After years of debate, the Burke County Board of Commissioners has decided to build an animal control facility.

Last night (Tuesday) the commissioners unanimously voted yes to open a position for an animal services director in order to get the ball rolling.

A work session was held last week to discuss the issue; every seat in the room was filled and many folks stood as commission chair Allen DeLaigle addressed the crowd. “We will build a shelter, and y’all are going to help us,” he said. “Believe me – we are going to get it done.”

According to county administrator Merv Waldrop, hiring a director is the first crucial step in the process. The director will oversee design plans, look over ordinances and figure out what is best suited for the county, while working with the public, various rescue groups and the Department of Agriculture. Waldrop said he feels confident that through a thorough search the county can find someone highly qualified who has experience in running a shelter.
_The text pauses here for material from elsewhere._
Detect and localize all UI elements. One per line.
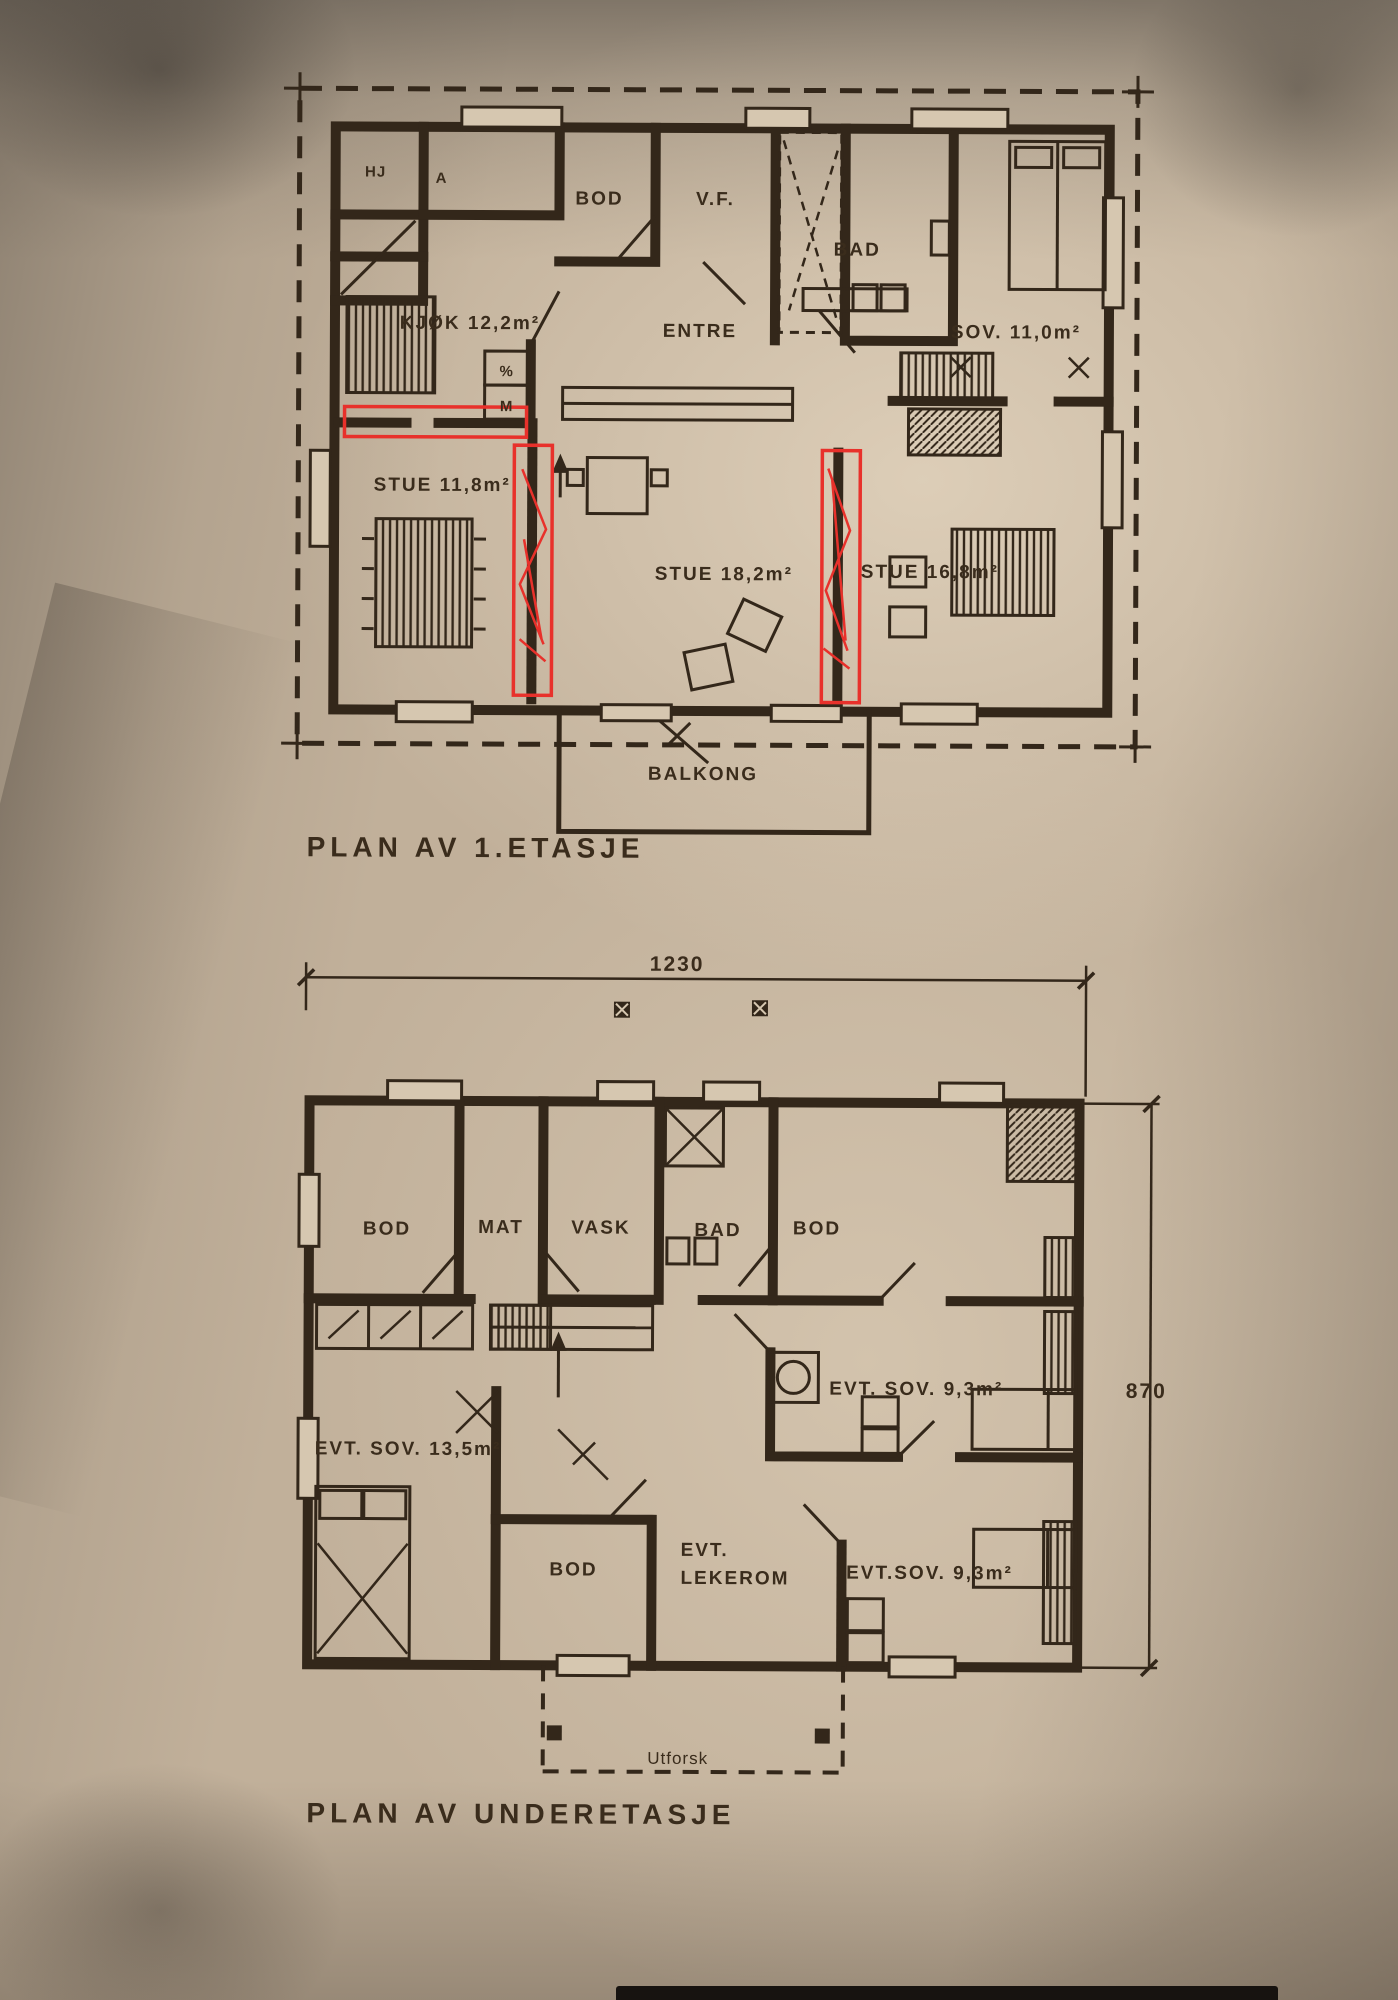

For the first time, the animal control discussion was met with gratitude and approval by most in attendance, and many who’d signed up to speak declined with a thank-you and promise to help in any way that they can.

Waynesboro resident Ben Roberts said he would take the risk of being a different voice. “I am glad that you are moving forward on this issue; it’s time to address it,” he said, “but I have very real concerns about the financial situation.” Roberts pointed out that operating a nokill shelter was not feasible and that the costs would only sky rocket. “In a fairytale land, we could take them all in and take care of them, but that’s just not possible. I am all for building a shelter, but we need to put a limit on how long animals will be there. It needs to be countycontrolled, and if not managed properly, it will get out of control.”

While some rescues have pushed for a no-kill facility, Dr. Sarah Ford, veterinarian and owner of Burke County Animal Hospital who served on the animal control advisory committee, said that was not a recommendation of the board. “The public is not for euthanizing,” she said, “but for Burke County it’s not realistic.” Various audience members chimed in, adding that they (the rescue groups) will just have to work hard to get animals in and out so holding does not become an issue.

Roberts went on to say that he also felt the county should not help fund Girard Lifesaver, a rescue organization run by Samantha Holton. “I commend her for her work,” he said, “but I have seen Facebook and comments that provoke and incite people who don’t even live here … they down our county and down the citizens.”

Dr. Ford spoke up again, acknowledging that the advisory committee had also made recommendations to the county that any rescues who work with the shelter should be prohibited from negative social media.

Bill Tinley, who served as chairman of the advisory committee, said the group would be more than willing to continue their service if needed. “We do want rescues and volunteers,” he said. “We just all have to work together.”

Holton said her biggest concern was the need for a spay/ neuter program, to which the room erupted in applause.

Combined, Girard Lifesaver and Old Fella Animal Rescue saved and transported more than 1,000 dogs in 2016.

For fiscal year 2017, the county has budgeted $427,000 for animal control, with $200,000 appropriated toward infrastructure and $125,000 for salaries. Waldrop said the director could earn in the $47,000-$71,000 price range, and that the funds set aside for salaries could be enough for three employees. The remaining funds are allocated for doctors fees, funds for spay/neutering, benefits for employees, etc. SPLOST (Special Purpose Local Option Sales Tax) funds for 2018 in the amount of $500,000 will also be available for animal control, and the board indicated that in the meantime, if need be, they would borrow money from the general fund and reimburse it later.